Cette subrogation est conventionnelle, elle deviendra légale dans les législations contemporaines.

 En 1804 :
La subrogation devient légale : 1249 C.Civ. 1250 C.Civ. 1251 C.Civ.
En parallèle dans le domaine des assurances : un usage préexistant et les clauses de cessions de droit servent de fondement à la subrogation des assureurs (on refuse encore aux assureurs l’application des articles du code civil).

Alors que la subrogation est légale en droit commun, elle est conventionnelle et résulte d’un usage en droit des assurances.

 Loi du 13 juillet 1930 :
La subrogation est intégrée dans le droit des assurances. Les assureurs n’ont plus à respecter les formalités de la cession de créance, elle est de droit.

• Plan
Les mécanismes de la subrogation tels qu’il figurent dans les articles L121-12 et L121-13 semblent trop étroits. En assurance, le jeu de la subrogation a fait l’objet d’extensions au cœur de ces deux dispositions (I) au point de s’étendre au-delà et de les remettre en cause (II).
I) L’interprétation extensive de la subrogation au cœur des articles L. 121-12 et L. 121-13 C. ass.

• Sources de la subrogation en assurance

- La subrogation de l’assureur peut être conventionnelle : 1250 C. civ.
- Elle peut aussi être légale.

Dans cette hypothèse :
- soit elle est spéciale et obéit aux dispositions contenues dans les articles L. 121-12 et L. 121-13 C. ass.
- soit elle est générale et obéit aux dispositions contenues de l’article 1251, 3° C. civ.

• Plan
Après avoir étudié les extensions de la subrogation personnelle en droit des assurances, nous analyserons celles qui ont touché la subrogation réelle.

A) La subrogation personnelle de l’article L. 121-12

• Traditionnellement, la subrogation de l’assureur concerne toutes les garanties de nature indemnitaire (Assureur de bien et assureur de responsabilité).

- L’assureur de bien  paie l’assuré-victime  effet translatif  recours contre le responsable
- L’assureur de responsabilité  paie la victime  effet translatif  recours contre un coauteur (autre que l’assuré)

1) Objet et assiette de la subrogation personnelle

• L’objet, c’est l’indemnité d’assurance, l’actif de la subrogation : (3 précisions)
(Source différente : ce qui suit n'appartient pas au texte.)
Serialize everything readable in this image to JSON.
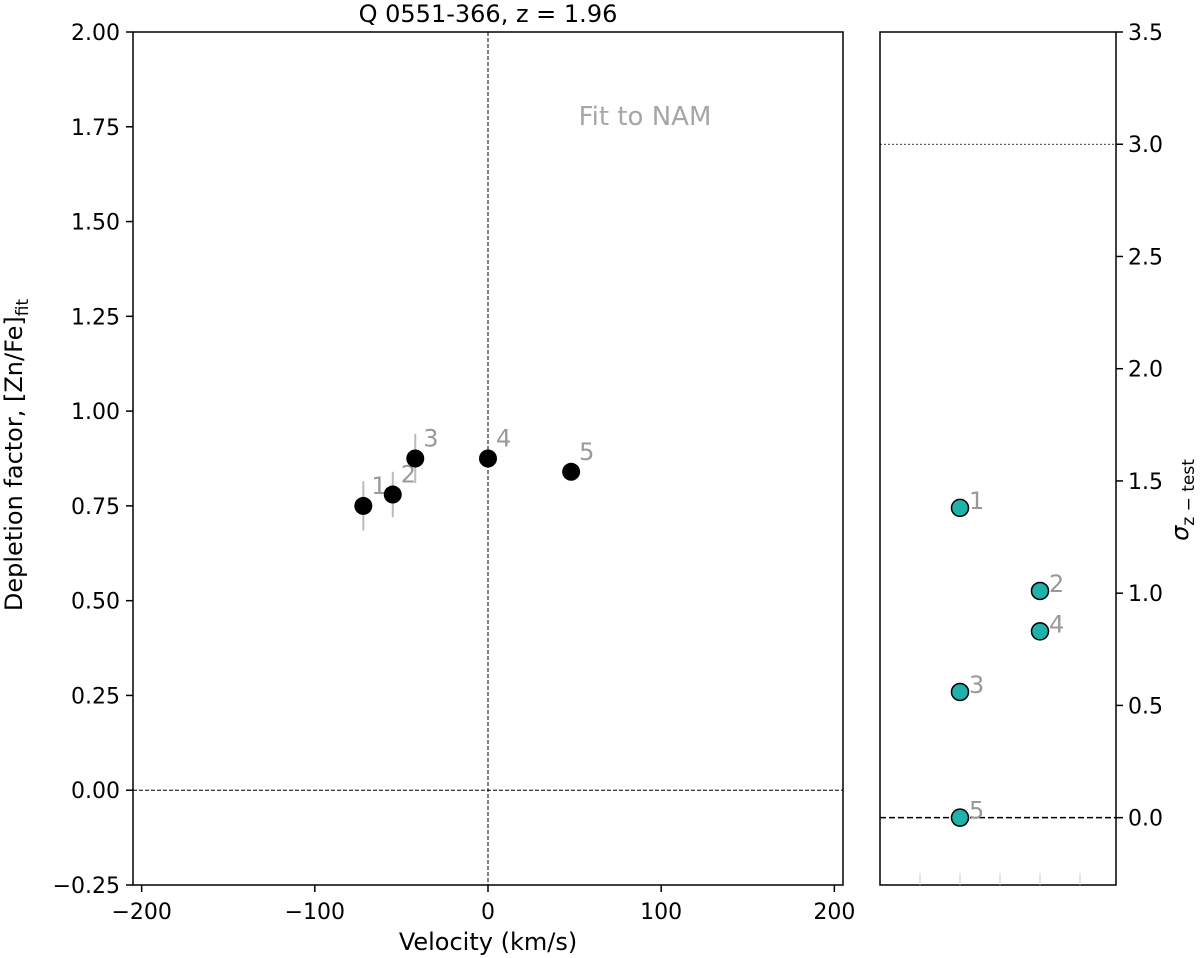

- Il faut un contrat d’assurance (2)

Exemple : CA Colmar 17 janvier 2006 : L’assureur ne peut se prévaloir de la subrogation légale s’il n’était pas juridiquement tenu à garantie.  reste alors à agir sur le fondement de la subrogation conventionnelle

- Le paiement de l’indemnité doit être préalable au recours (quittance)
- L’indemnité versée constitue la limite de la subrogation : « Tout le paiement, rien que le paiement »

Exemple :
- L’assureur paie l’entier dommage  L’assureur est subrogé dans la totalité des droits de l’assuré
- L’assureur n’indemnise pas entièrement l’assuré  L’assureur est subrogé à proportion de son paiement. L’assuré conserve le reste de ces droits.
Il y a concours entre assureur / assuré.
Le recours de l’assuré est prioritaire : « on ne subroge pas contre soi-même »


• L’assiette, c’est le passif de la subrogation : (4 précisions)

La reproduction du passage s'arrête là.